I’d still rather be sailing, though. It occurred to me this morning over coffee that most of the time we have owned Begonia, she’s been in pieces and our connection to her has been through the work we are doing. It seems strange to think there will be happy days spent sailing, swimming, exploring and relaxing instead of just hard, sweaty work. In spite of most of the work being done, progress has not been noticeable on a day-to-day basis. Our chartplotter, for example, is really cool, but we haven’t been anywhere, so apart from testing it out to make sure it works, we haven’t used it. Most of the refit is like that. The boat was in pretty good shape to begin with. Most of our modifications are stuff that will make cruising better, but we’re not cruising, we’re refitting, so it’s hard to notice them yet.
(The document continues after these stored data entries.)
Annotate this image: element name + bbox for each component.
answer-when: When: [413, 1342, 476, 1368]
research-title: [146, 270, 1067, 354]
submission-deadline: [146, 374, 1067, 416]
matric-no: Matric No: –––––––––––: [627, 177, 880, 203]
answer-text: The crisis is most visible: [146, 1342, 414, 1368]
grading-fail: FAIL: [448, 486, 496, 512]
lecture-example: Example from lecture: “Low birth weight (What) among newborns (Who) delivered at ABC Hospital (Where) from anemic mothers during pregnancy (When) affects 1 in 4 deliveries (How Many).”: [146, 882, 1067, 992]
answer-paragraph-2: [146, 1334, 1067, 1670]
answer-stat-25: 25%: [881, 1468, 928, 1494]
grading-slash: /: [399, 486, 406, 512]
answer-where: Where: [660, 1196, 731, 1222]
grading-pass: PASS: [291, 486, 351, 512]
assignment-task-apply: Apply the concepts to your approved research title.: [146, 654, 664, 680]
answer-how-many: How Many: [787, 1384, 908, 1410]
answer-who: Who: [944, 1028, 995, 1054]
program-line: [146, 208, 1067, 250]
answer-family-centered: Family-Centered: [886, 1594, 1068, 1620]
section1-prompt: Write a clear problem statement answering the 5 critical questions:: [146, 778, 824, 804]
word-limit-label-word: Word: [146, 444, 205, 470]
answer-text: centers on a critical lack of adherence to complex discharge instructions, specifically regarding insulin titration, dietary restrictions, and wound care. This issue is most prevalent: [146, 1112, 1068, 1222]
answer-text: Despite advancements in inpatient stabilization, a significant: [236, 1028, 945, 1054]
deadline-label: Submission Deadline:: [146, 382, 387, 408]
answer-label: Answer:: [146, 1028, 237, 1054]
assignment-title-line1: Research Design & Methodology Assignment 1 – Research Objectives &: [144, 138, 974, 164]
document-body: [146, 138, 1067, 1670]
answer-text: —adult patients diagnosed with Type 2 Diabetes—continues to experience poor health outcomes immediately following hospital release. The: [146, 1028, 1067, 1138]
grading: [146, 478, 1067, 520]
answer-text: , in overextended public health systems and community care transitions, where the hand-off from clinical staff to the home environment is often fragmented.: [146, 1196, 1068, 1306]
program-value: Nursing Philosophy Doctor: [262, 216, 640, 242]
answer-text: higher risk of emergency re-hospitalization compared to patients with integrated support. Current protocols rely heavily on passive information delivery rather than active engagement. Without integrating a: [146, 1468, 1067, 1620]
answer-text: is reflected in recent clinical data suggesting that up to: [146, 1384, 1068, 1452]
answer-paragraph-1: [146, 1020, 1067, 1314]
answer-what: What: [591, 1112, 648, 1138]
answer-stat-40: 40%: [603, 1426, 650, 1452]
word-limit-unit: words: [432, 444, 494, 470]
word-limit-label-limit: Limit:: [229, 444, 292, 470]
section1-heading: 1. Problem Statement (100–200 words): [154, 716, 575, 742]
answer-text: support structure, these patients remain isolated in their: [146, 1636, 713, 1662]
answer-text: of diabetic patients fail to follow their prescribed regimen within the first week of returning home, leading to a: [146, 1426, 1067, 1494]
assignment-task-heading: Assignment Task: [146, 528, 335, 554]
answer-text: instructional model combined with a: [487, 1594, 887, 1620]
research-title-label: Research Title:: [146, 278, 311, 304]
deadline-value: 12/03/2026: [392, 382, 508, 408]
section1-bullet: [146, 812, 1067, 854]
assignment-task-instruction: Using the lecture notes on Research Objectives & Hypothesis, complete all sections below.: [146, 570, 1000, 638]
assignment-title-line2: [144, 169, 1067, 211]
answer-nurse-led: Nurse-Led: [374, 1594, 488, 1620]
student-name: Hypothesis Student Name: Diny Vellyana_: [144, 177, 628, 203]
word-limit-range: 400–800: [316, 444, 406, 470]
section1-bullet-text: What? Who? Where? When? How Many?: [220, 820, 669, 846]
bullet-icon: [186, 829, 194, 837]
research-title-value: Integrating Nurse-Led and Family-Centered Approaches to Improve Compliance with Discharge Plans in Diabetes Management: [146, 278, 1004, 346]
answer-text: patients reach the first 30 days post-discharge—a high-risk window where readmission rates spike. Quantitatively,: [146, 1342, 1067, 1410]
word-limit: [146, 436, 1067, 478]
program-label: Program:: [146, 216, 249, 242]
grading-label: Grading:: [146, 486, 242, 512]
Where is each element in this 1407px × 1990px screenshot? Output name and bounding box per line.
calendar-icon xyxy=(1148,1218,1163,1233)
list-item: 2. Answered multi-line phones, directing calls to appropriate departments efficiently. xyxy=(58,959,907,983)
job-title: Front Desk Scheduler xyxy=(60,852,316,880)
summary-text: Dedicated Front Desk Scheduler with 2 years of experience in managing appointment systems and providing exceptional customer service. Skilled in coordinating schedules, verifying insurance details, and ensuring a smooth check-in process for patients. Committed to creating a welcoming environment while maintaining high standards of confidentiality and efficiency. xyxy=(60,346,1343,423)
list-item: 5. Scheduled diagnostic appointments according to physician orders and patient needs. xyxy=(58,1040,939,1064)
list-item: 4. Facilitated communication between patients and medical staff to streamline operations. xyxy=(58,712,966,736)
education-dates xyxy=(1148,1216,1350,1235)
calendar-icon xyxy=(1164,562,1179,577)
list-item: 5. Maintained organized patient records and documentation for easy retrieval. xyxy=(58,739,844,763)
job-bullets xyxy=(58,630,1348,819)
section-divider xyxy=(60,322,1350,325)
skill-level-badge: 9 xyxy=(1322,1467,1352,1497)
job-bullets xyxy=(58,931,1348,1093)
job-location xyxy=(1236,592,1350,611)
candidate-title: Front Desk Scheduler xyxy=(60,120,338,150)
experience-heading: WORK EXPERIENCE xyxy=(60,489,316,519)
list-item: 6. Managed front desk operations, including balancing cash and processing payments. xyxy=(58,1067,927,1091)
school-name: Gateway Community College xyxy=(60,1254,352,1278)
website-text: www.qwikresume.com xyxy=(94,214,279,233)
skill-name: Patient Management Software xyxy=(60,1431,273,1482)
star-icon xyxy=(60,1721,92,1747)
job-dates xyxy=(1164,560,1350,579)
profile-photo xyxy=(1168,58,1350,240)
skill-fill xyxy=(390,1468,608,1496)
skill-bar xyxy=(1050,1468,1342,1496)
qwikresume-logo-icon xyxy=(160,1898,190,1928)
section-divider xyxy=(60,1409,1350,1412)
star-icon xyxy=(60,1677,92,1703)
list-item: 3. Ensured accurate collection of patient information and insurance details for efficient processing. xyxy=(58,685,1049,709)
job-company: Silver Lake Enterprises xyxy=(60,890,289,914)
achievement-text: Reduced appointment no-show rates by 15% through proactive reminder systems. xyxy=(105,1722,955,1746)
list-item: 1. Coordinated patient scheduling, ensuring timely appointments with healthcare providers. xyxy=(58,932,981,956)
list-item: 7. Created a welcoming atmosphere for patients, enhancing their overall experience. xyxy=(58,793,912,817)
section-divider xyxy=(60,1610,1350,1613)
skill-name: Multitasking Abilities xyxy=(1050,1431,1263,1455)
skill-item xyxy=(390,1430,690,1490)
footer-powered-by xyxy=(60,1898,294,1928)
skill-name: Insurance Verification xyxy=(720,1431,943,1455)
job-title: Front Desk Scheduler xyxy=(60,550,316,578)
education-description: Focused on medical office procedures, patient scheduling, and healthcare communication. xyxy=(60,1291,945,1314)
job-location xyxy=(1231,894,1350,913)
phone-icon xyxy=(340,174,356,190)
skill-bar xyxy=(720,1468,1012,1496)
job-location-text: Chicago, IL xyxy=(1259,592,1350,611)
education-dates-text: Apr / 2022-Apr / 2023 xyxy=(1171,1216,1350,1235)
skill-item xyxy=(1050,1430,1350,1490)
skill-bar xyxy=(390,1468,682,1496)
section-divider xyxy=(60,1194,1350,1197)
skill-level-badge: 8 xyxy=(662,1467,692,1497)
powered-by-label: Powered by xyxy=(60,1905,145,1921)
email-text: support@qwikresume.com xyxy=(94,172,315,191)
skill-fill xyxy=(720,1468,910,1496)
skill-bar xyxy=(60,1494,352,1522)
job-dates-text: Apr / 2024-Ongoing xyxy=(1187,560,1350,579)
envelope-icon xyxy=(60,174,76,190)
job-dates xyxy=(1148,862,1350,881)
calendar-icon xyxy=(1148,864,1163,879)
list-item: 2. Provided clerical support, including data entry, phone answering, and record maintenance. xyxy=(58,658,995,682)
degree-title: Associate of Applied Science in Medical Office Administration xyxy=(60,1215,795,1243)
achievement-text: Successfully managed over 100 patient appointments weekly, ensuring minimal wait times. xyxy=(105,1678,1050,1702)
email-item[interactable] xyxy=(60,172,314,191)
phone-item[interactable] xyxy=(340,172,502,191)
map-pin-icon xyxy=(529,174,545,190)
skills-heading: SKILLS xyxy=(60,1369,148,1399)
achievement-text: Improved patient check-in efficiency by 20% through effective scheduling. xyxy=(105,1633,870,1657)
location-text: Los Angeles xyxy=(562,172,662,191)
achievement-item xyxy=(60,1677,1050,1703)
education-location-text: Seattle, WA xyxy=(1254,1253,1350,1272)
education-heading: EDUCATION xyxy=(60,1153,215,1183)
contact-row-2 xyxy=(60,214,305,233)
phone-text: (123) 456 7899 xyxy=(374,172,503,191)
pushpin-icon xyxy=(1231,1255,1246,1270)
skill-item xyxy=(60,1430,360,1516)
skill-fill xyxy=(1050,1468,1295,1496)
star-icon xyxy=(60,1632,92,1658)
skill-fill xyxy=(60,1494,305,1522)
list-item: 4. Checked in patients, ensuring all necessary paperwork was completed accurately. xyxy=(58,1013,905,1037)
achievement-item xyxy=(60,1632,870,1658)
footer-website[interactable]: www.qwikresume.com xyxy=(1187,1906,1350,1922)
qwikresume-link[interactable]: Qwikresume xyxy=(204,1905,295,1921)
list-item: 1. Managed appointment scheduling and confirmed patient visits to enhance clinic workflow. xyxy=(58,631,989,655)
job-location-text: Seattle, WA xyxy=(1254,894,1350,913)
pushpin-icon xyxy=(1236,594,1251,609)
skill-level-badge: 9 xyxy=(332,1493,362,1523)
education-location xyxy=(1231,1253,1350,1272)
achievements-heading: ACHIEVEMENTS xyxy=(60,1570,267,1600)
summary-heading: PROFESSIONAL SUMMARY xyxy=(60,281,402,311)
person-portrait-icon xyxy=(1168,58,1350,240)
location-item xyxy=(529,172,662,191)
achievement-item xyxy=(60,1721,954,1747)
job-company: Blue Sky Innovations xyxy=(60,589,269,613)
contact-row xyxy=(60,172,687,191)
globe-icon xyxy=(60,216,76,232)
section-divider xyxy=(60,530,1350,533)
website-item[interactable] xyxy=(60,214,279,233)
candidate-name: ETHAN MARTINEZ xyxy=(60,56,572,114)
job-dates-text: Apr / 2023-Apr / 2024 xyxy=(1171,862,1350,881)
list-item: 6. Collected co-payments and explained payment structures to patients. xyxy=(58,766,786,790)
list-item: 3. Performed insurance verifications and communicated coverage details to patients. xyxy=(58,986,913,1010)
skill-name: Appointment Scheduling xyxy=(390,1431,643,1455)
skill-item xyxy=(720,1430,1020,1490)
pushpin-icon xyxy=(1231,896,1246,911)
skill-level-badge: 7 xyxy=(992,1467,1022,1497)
It helps to think there will be a time soon when things will be all done and we’ll have a great new boat with which to go out and explore and relax, including the occasional three o’clock glass of wine.

[Maryanne]I haven't had to work nearly as hard as Kyle has on the boat, but I do promise to help out with that 3 O'clock wine - any time. And almost as much as Begonia, I'm looking forward to sailing with our new Portland Pugdy someday soon.

Actually much of my efforts have recently been with organization, chasing up, and shipping items for return or repair; I've been promoted to project administrator I guess, while Kyle does the nasty, dirty, hard work.

I've also wasted several days of 2 steps forward and 10 back on a project to put a zipper in our sail cover. Eventually I had to agree that my sewing machine just isn't up to the job: it will neither handle the extra stiff threads used for outdoor projects without jamming, nor some of the extra thick patches of folded materials that need sewing.

Since this was my mother's sewing machine I was especially keen for it to work and spent many hours attempting work-arounds. Eventually, and with some regret, I conceded defeat and purchased a old but beautifully refurbished singer sewing machine from the same Canadian e-bay seller that I'd used before (and he remembered me). My new machine is being shipped to the marina, and that pretty much dictates my weekend I guess. Since we hope the mast to be re-stepped next week, I had better do my best to have the sail cover ready!

Kyle has the boat upside down with multiple projects, while Maryanne has the apartment converted into a sail loft

So soon it really will be all done, and we'll be able to host guests and break out the wine. I had one friend who was brave and kind enough to join me for a weekend of hard work in high humidity (thanks Liz), for the rest of you, the coast is almost clear of work, so when are you coming to visit?